I will add to the conversation by reporting what I did. A few years ago, I was running a little again. Not much, mind you, but I wore a HR monitor for some of it. I don't think any of my runs were more than a mile, if that. At the end of one of my short runs, I decided, knowing how far I was from home, to pick up the pace gradually so that, by the time I got home, I'd be running as fast as I could for the last 100 yards or so. And I think that's where I hit 179 on the Polar app once I'd downloaded the data. My age would have 64 or so at the time. It was my crude approximation of what I thought they do on treadmill tests in a lab. No humans or animals were harmed during the course of this study.
I honestly didn't expect it to be accurate, but this was shortly after I'd started using the HRM, and I was working with a max calculated by formula and knew my max HR was higher than that, so I just wanted a higher number to plug in. A real number would have been nice but, for free and for how easy it was to "test," at least I had something I knew was more realistic. I also remembered, a decade or two earlier, hitting 184 on a HRM doing the same thing, but at that time I was actually running distance regularly - I did the same thing then, but it was at the end of a 5-mile run instead of the shorter one a few years ago.

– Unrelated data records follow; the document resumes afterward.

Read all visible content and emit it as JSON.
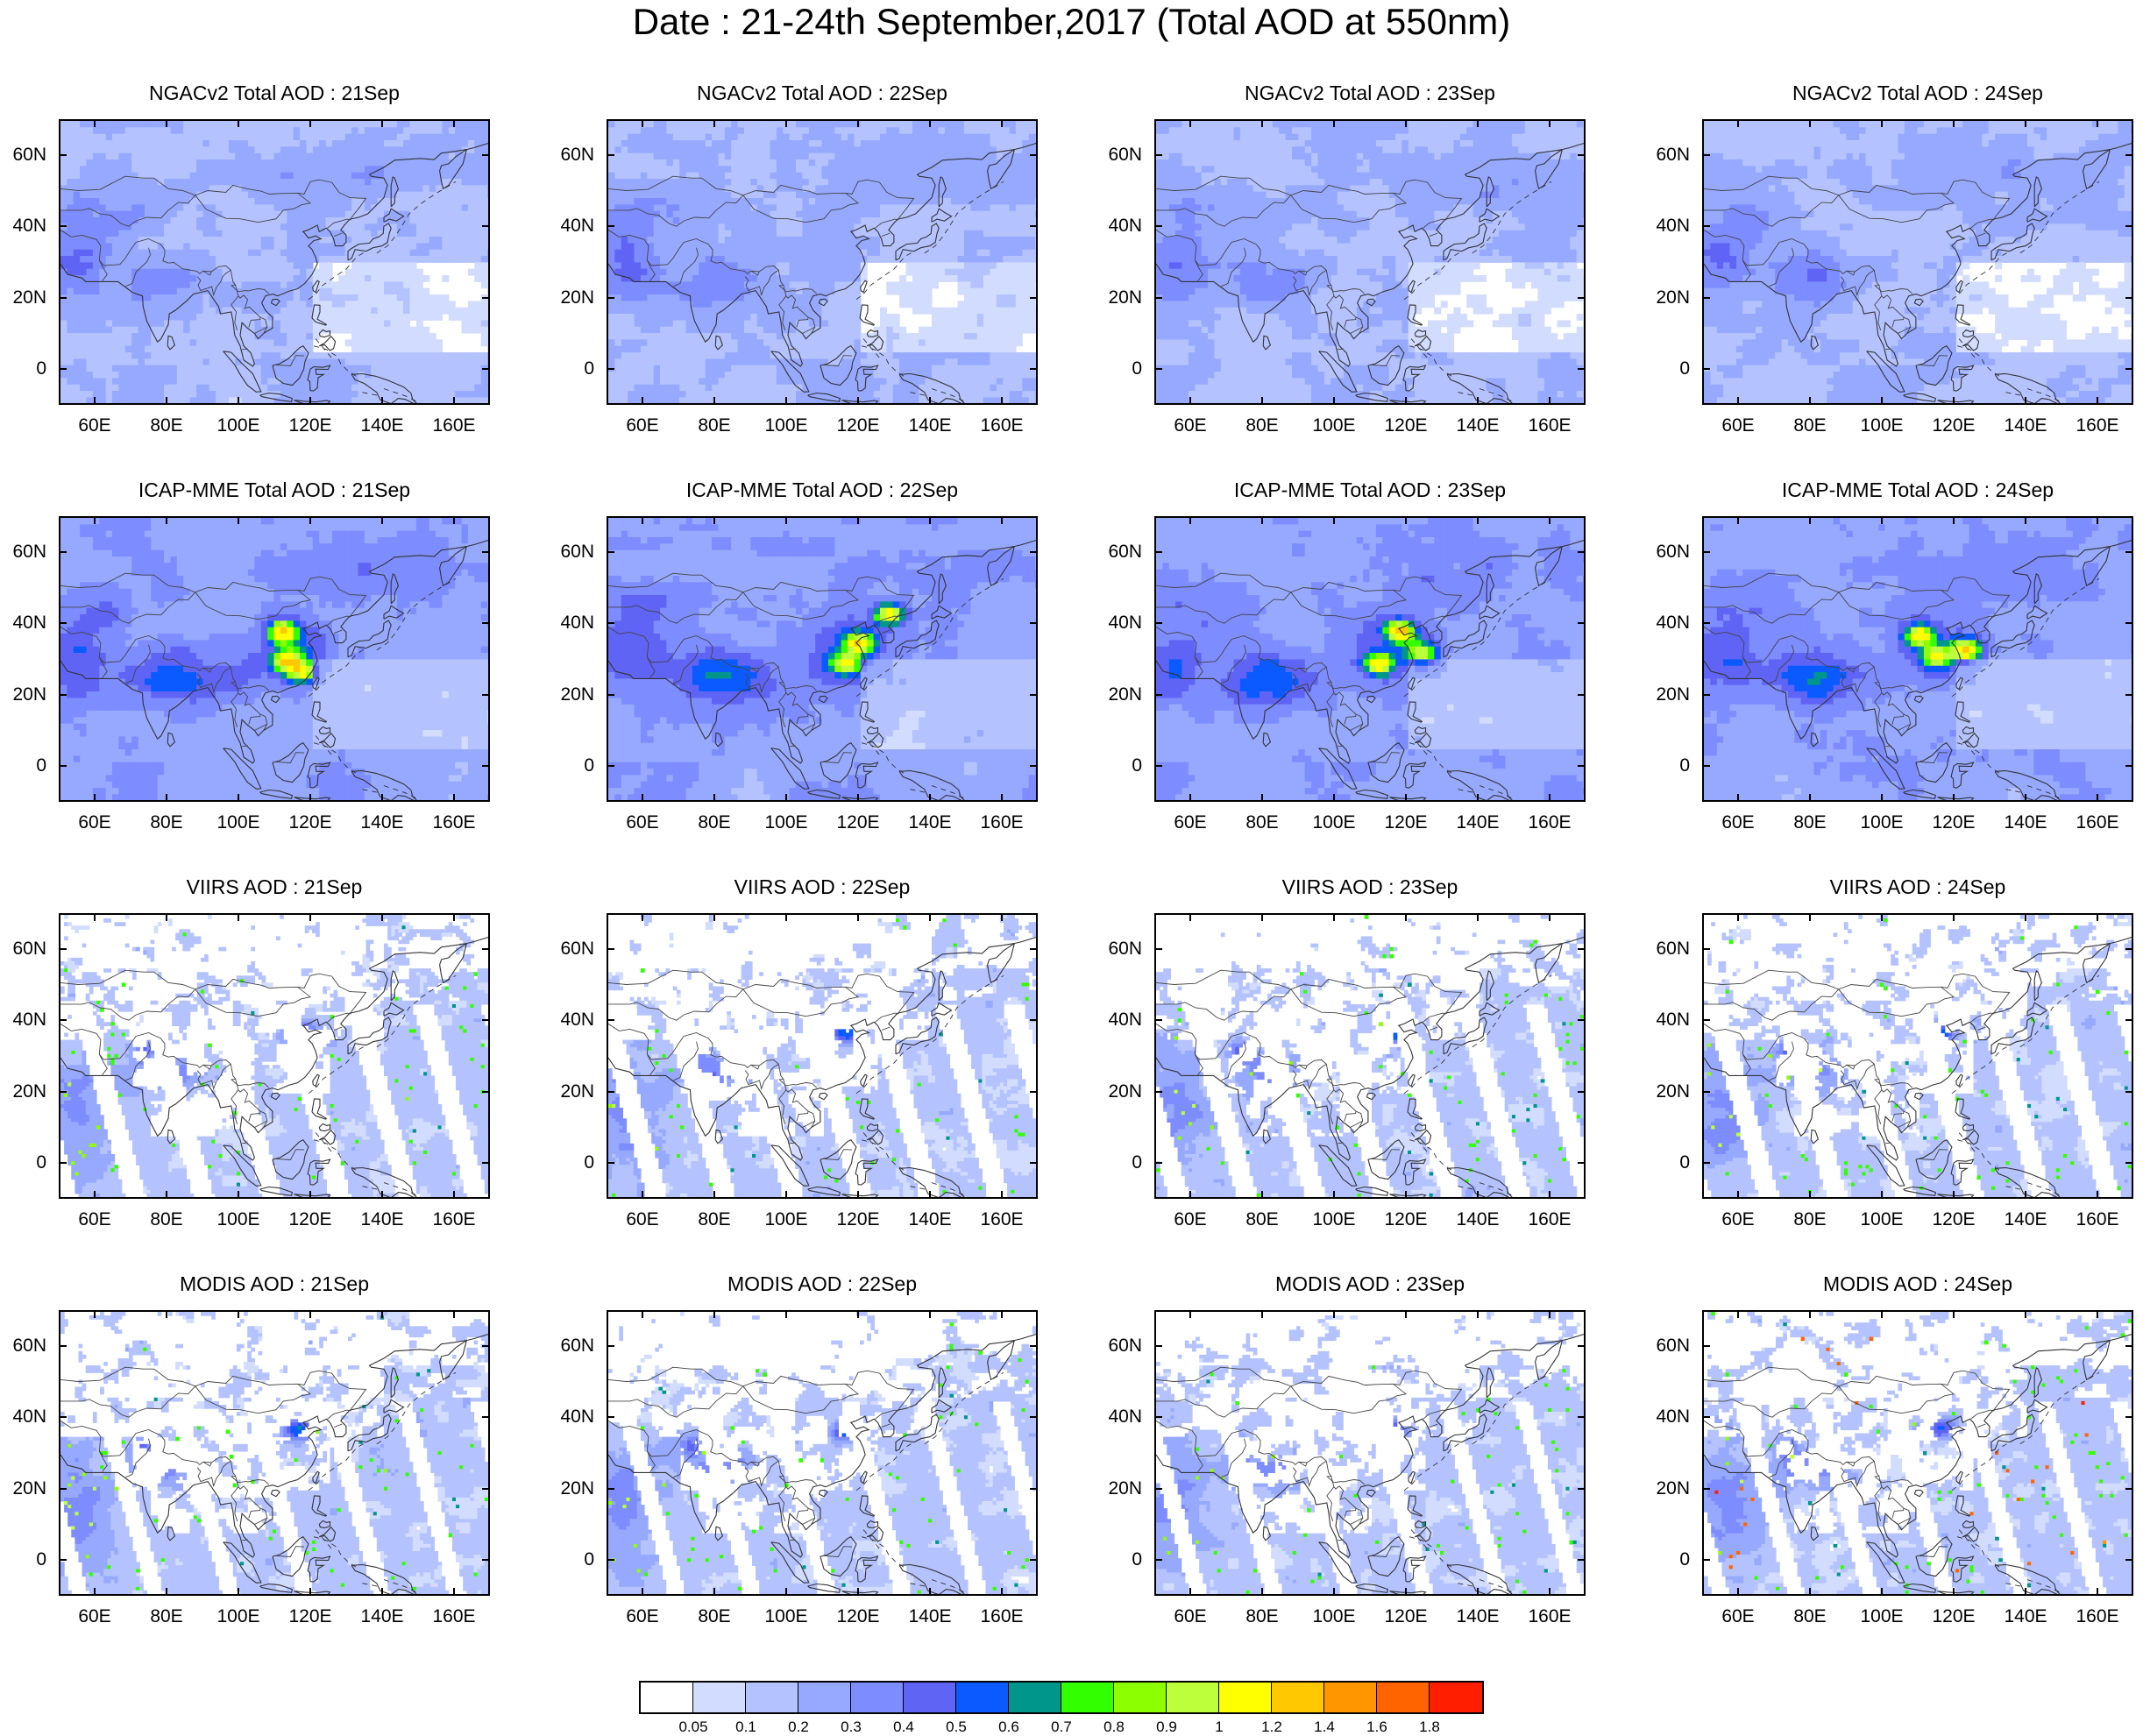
{
  "title": "Date : 21-24th September,2017 (Total AOD at 550nm)",
  "rows": [
    {
      "dataset": "NGACv2",
      "titles": [
        "NGACv2 Total AOD : 21Sep",
        "NGACv2 Total AOD : 22Sep",
        "NGACv2 Total AOD : 23Sep",
        "NGACv2 Total AOD : 24Sep"
      ]
    },
    {
      "dataset": "ICAP-MME",
      "titles": [
        "ICAP-MME Total AOD : 21Sep",
        "ICAP-MME Total AOD : 22Sep",
        "ICAP-MME Total AOD : 23Sep",
        "ICAP-MME Total AOD : 24Sep"
      ]
    },
    {
      "dataset": "VIIRS",
      "titles": [
        "VIIRS AOD : 21Sep",
        "VIIRS AOD : 22Sep",
        "VIIRS AOD : 23Sep",
        "VIIRS AOD : 24Sep"
      ]
    },
    {
      "dataset": "MODIS",
      "titles": [
        "MODIS AOD : 21Sep",
        "MODIS AOD : 22Sep",
        "MODIS AOD : 23Sep",
        "MODIS AOD : 24Sep"
      ]
    }
  ],
  "lat_labels": [
    "60N",
    "40N",
    "20N",
    "0"
  ],
  "lat_values": [
    60,
    40,
    20,
    0
  ],
  "lon_labels": [
    "60E",
    "80E",
    "100E",
    "120E",
    "140E",
    "160E"
  ],
  "lon_values": [
    60,
    80,
    100,
    120,
    140,
    160
  ],
  "lat_range": [
    -10,
    70
  ],
  "lon_range": [
    50,
    170
  ],
  "colorbar": {
    "labels": [
      "0.05",
      "0.1",
      "0.2",
      "0.3",
      "0.4",
      "0.5",
      "0.6",
      "0.7",
      "0.8",
      "0.9",
      "1",
      "1.2",
      "1.4",
      "1.6",
      "1.8"
    ],
    "colors": [
      "#ffffff",
      "#d2dcff",
      "#b4c3ff",
      "#96a9ff",
      "#7d8cff",
      "#5f64f5",
      "#0a5aff",
      "#00968c",
      "#32ff00",
      "#8cff00",
      "#beff3c",
      "#ffff00",
      "#ffc800",
      "#ff9600",
      "#ff6400",
      "#ff1e00"
    ]
  }
}
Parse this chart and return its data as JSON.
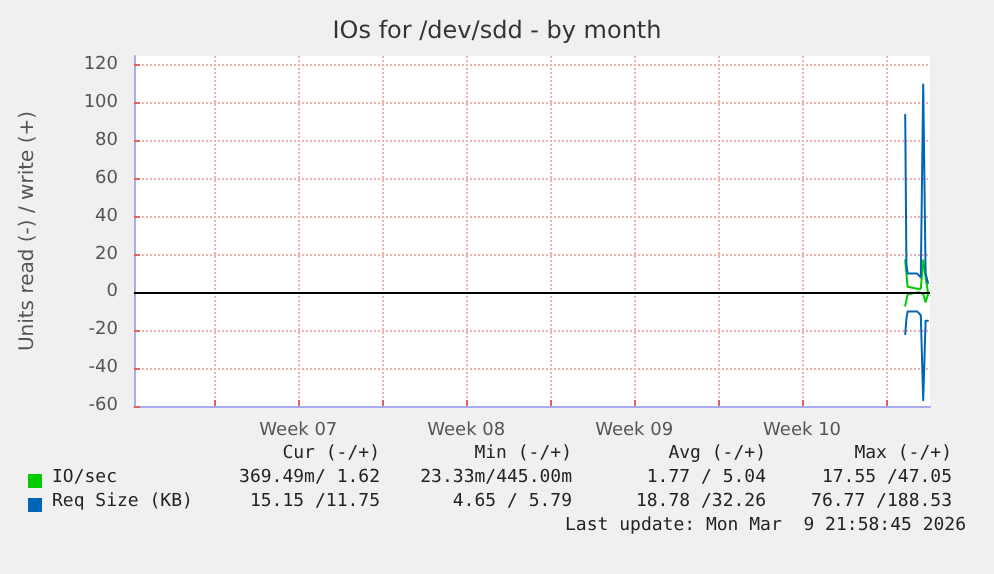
{
  "chart_data": {
    "type": "line",
    "title": "IOs for /dev/sdd - by month",
    "ylabel": "Units read (-) / write (+)",
    "xlim": [
      "2026-02-04T15:36",
      "2026-03-09T20:00"
    ],
    "xticks": [
      {
        "value": "2026-02-08",
        "label": null
      },
      {
        "value": "2026-02-11T12:00",
        "label": "Week 07"
      },
      {
        "value": "2026-02-15",
        "label": null
      },
      {
        "value": "2026-02-18T12:00",
        "label": "Week 08"
      },
      {
        "value": "2026-02-22",
        "label": null
      },
      {
        "value": "2026-02-25T12:00",
        "label": "Week 09"
      },
      {
        "value": "2026-03-01",
        "label": null
      },
      {
        "value": "2026-03-04T12:00",
        "label": "Week 10"
      },
      {
        "value": "2026-03-08",
        "label": null
      }
    ],
    "ylim": [
      -60,
      125
    ],
    "yticks": [
      -60,
      -40,
      -20,
      0,
      20,
      40,
      60,
      80,
      100,
      120
    ],
    "grid": true,
    "legend": "bottom",
    "marker": "none",
    "line_style": "solid",
    "ref_lines": [
      {
        "axis": "y",
        "value": 0,
        "label": null,
        "color": "#000000"
      }
    ],
    "series": [
      {
        "name": "IO/sec",
        "color": "#00cc00",
        "x": [
          "2026-03-08T19:12",
          "2026-03-08T21:36",
          "2026-03-09T07:12",
          "2026-03-09T10:48",
          "2026-03-09T13:12",
          "2026-03-09T15:36",
          "2026-03-09T18:00"
        ],
        "values": [
          17,
          3,
          2,
          2,
          17,
          8,
          0
        ]
      },
      {
        "color": "#00cc00",
        "x": [
          "2026-03-08T19:12",
          "2026-03-08T21:36",
          "2026-03-09T07:12",
          "2026-03-09T10:48",
          "2026-03-09T13:12",
          "2026-03-09T15:36",
          "2026-03-09T18:00"
        ],
        "values": [
          -7,
          -1,
          0,
          0,
          -1,
          -5,
          -1
        ]
      },
      {
        "name": "Req Size (KB)",
        "color": "#0066b3",
        "x": [
          "2026-03-08T19:12",
          "2026-03-08T20:24",
          "2026-03-08T21:36",
          "2026-03-09T07:12",
          "2026-03-09T10:48",
          "2026-03-09T13:12",
          "2026-03-09T15:36",
          "2026-03-09T18:00"
        ],
        "values": [
          94,
          15,
          10,
          10,
          8,
          110,
          10,
          5
        ]
      },
      {
        "color": "#0066b3",
        "x": [
          "2026-03-08T19:12",
          "2026-03-08T20:24",
          "2026-03-08T21:36",
          "2026-03-09T07:12",
          "2026-03-09T10:48",
          "2026-03-09T13:12",
          "2026-03-09T15:36",
          "2026-03-09T18:00"
        ],
        "values": [
          -22,
          -14,
          -10,
          -10,
          -12,
          -57,
          -15,
          -15
        ]
      }
    ],
    "annotations": [
      "Cur (-/+)",
      "Min (-/+)",
      "Avg (-/+)",
      "Max (-/+)",
      "369.49m/ 1.62",
      "23.33m/445.00m",
      "1.77 / 5.04",
      "17.55 /47.05",
      "15.15 /11.75",
      "4.65 / 5.79",
      "18.78 /32.26",
      "76.77 /188.53",
      "Last update: Mon Mar  9 21:58:45 2026"
    ]
  }
}
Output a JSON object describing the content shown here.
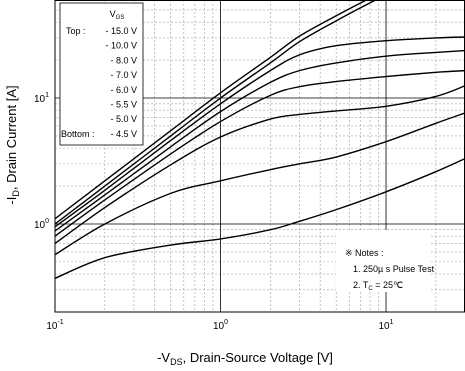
{
  "chart_data": {
    "type": "line",
    "x_scale": "log",
    "y_scale": "log",
    "xlim": [
      0.1,
      30
    ],
    "ylim": [
      0.2,
      60
    ],
    "grid": true,
    "xlabel": {
      "main": "-V",
      "sub": "DS",
      "rest": ", Drain-Source Voltage [V]"
    },
    "ylabel": {
      "main": "-I",
      "sub": "D",
      "rest": ", Drain Current [A]"
    },
    "x_ticks": [
      {
        "value": 0.1,
        "base": "10",
        "exp": "-1"
      },
      {
        "value": 1,
        "base": "10",
        "exp": "0"
      },
      {
        "value": 10,
        "base": "10",
        "exp": "1"
      }
    ],
    "y_ticks": [
      {
        "value": 1,
        "base": "10",
        "exp": "0"
      },
      {
        "value": 10,
        "base": "10",
        "exp": "1"
      }
    ],
    "legend": {
      "header_main": "V",
      "header_sub": "GS",
      "top_label": "Top :",
      "bottom_label": "Bottom :",
      "entries": [
        "- 15.0 V",
        "- 10.0 V",
        "- 8.0 V",
        "- 7.0 V",
        "- 6.0 V",
        "- 5.5 V",
        "- 5.0 V",
        "- 4.5 V"
      ]
    },
    "notes": {
      "title": "※ Notes :",
      "line1": "1. 250µ s Pulse Test",
      "line2_main": "2. T",
      "line2_sub": "C",
      "line2_rest": " = 25℃"
    },
    "series": [
      {
        "x": [
          0.1,
          0.2,
          0.5,
          1,
          2,
          3,
          5,
          8,
          12
        ],
        "y": [
          1.1,
          2.2,
          5.5,
          11,
          21,
          31,
          45,
          62,
          80
        ]
      },
      {
        "x": [
          0.1,
          0.2,
          0.5,
          1,
          2,
          3,
          5,
          7,
          12
        ],
        "y": [
          1.0,
          2.0,
          5.0,
          10,
          19,
          28,
          41,
          52,
          75
        ]
      },
      {
        "x": [
          0.1,
          0.2,
          0.5,
          1,
          2,
          3,
          5,
          10,
          20,
          30
        ],
        "y": [
          0.95,
          1.85,
          4.6,
          9.0,
          16.5,
          22,
          26,
          28.5,
          30,
          30.5
        ]
      },
      {
        "x": [
          0.1,
          0.2,
          0.5,
          1,
          2,
          3,
          5,
          10,
          20,
          30
        ],
        "y": [
          0.88,
          1.7,
          4.1,
          7.8,
          13.3,
          16.5,
          19,
          21.5,
          23,
          23.8
        ]
      },
      {
        "x": [
          0.1,
          0.2,
          0.5,
          1,
          2,
          3,
          5,
          10,
          20,
          30
        ],
        "y": [
          0.8,
          1.55,
          3.6,
          6.5,
          10.5,
          12.3,
          13.5,
          14.8,
          16,
          16.5
        ]
      },
      {
        "x": [
          0.1,
          0.2,
          0.5,
          1,
          2,
          3,
          5,
          10,
          20,
          30
        ],
        "y": [
          0.7,
          1.35,
          2.95,
          4.9,
          6.8,
          7.4,
          7.9,
          8.6,
          10.3,
          12.5
        ]
      },
      {
        "x": [
          0.1,
          0.2,
          0.5,
          1,
          2,
          3,
          5,
          10,
          20,
          30
        ],
        "y": [
          0.57,
          1.0,
          1.75,
          2.2,
          2.7,
          3.0,
          3.4,
          4.5,
          6.3,
          7.6
        ]
      },
      {
        "x": [
          0.1,
          0.2,
          0.5,
          1,
          2,
          3,
          5,
          10,
          20,
          30
        ],
        "y": [
          0.37,
          0.54,
          0.68,
          0.76,
          0.9,
          1.05,
          1.3,
          1.8,
          2.6,
          3.3
        ]
      }
    ]
  }
}
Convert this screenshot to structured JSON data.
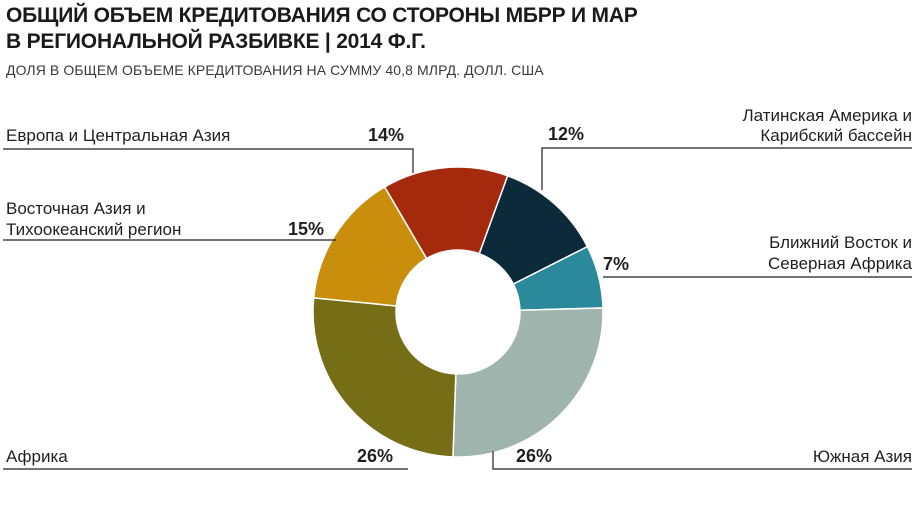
{
  "header": {
    "title_line1": "ОБЩИЙ ОБЪЕМ КРЕДИТОВАНИЯ СО СТОРОНЫ МБРР И МАР",
    "title_line2": "В РЕГИОНАЛЬНОЙ РАЗБИВКЕ | 2014 Ф.Г.",
    "subtitle": "ДОЛЯ В ОБЩЕМ ОБЪЕМЕ КРЕДИТОВАНИЯ НА СУММУ 40,8 МЛРД. ДОЛЛ. США"
  },
  "chart_data": {
    "type": "pie",
    "donut": true,
    "title": "ОБЩИЙ ОБЪЕМ КРЕДИТОВАНИЯ СО СТОРОНЫ МБРР И МАР В РЕГИОНАЛЬНОЙ РАЗБИВКЕ | 2014 Ф.Г.",
    "subtitle": "ДОЛЯ В ОБЩЕМ ОБЪЕМЕ КРЕДИТОВАНИЯ НА СУММУ 40,8 МЛРД. ДОЛЛ. США",
    "slices": [
      {
        "name_lines": [
          "Латинская Америка и",
          "Карибский бассейн"
        ],
        "value": 12,
        "label": "12%",
        "color": "#0d2a3b"
      },
      {
        "name_lines": [
          "Ближний Восток и",
          "Северная Африка"
        ],
        "value": 7,
        "label": "7%",
        "color": "#2a8a9b"
      },
      {
        "name_lines": [
          "Южная Азия"
        ],
        "value": 26,
        "label": "26%",
        "color": "#9fb4ad"
      },
      {
        "name_lines": [
          "Африка"
        ],
        "value": 26,
        "label": "26%",
        "color": "#766e17"
      },
      {
        "name_lines": [
          "Восточная Азия и",
          "Тихоокеанский регион"
        ],
        "value": 15,
        "label": "15%",
        "color": "#c88e0c"
      },
      {
        "name_lines": [
          "Европа и Центральная Азия"
        ],
        "value": 14,
        "label": "14%",
        "color": "#a52a0d"
      }
    ]
  }
}
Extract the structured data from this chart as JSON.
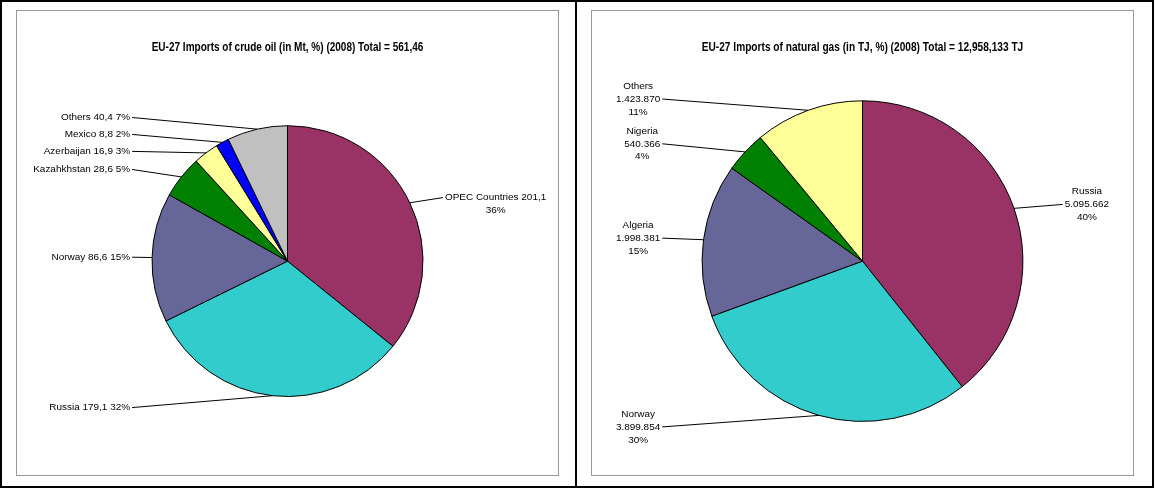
{
  "chart_data": [
    {
      "type": "pie",
      "title": "EU-27 Imports of crude oil (in Mt, %) (2008) Total = 561,46",
      "categories": [
        "OPEC Countries",
        "Russia",
        "Norway",
        "Kazahkhstan",
        "Azerbaijan",
        "Mexico",
        "Others"
      ],
      "values": [
        201.1,
        179.1,
        86.6,
        28.6,
        16.9,
        8.8,
        40.4
      ],
      "value_labels": [
        "201,1 36%",
        "179,1 32%",
        "86,6 15%",
        "28,6 5%",
        "16,9 3%",
        "8,8 2%",
        "40,4 7%"
      ],
      "colors": [
        "#993366",
        "#33cccc",
        "#666699",
        "#008000",
        "#ffff99",
        "#0000ff",
        "#c0c0c0"
      ]
    },
    {
      "type": "pie",
      "title": "EU-27 Imports of natural gas (in TJ, %) (2008) Total = 12,958,133 TJ",
      "categories": [
        "Russia",
        "Norway",
        "Algeria",
        "Nigeria",
        "Others"
      ],
      "values": [
        5095662,
        3899854,
        1998381,
        540366,
        1423870
      ],
      "value_labels": [
        "5.095.662 40%",
        "3.899.854 30%",
        "1.998.381 15%",
        "540.366 4%",
        "1.423.870 11%"
      ],
      "colors": [
        "#993366",
        "#33cccc",
        "#666699",
        "#008000",
        "#ffff99"
      ]
    }
  ]
}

These tests are interesting data to have about one's self. I hope to do the telomere (or something along those lines) and also this HRM-in-a-lab-done-by-pros tests sometime in the relatively near future.
The thing that I liked most about the Jack Daniel's book was that VDOT (his term) number was based off racing performances. I never considered what it actually represented in physiological terms. The recommended paces for intervals, repeats, tempo runs, etc., all worked great for me. I've never been a particularly good distance runner, but to take 35 seconds off my best 5k time at age 45 was pretty cool to be able to do, and I'm confident it was training according to the guidance in that book that was what changed and made a difference for me.
FWIW, his guidance for what he called a tempo run was that it was limited to 20 minutes, regardless of your pace. As I was a 20-minutes-and-change 5k runner, it was easy for me to run to the 3-mile mark of a local 5k course. Pace was, if memory serves, about :30/mile slower than my then-current 5k race best, and you only did it once a week, no more often than that.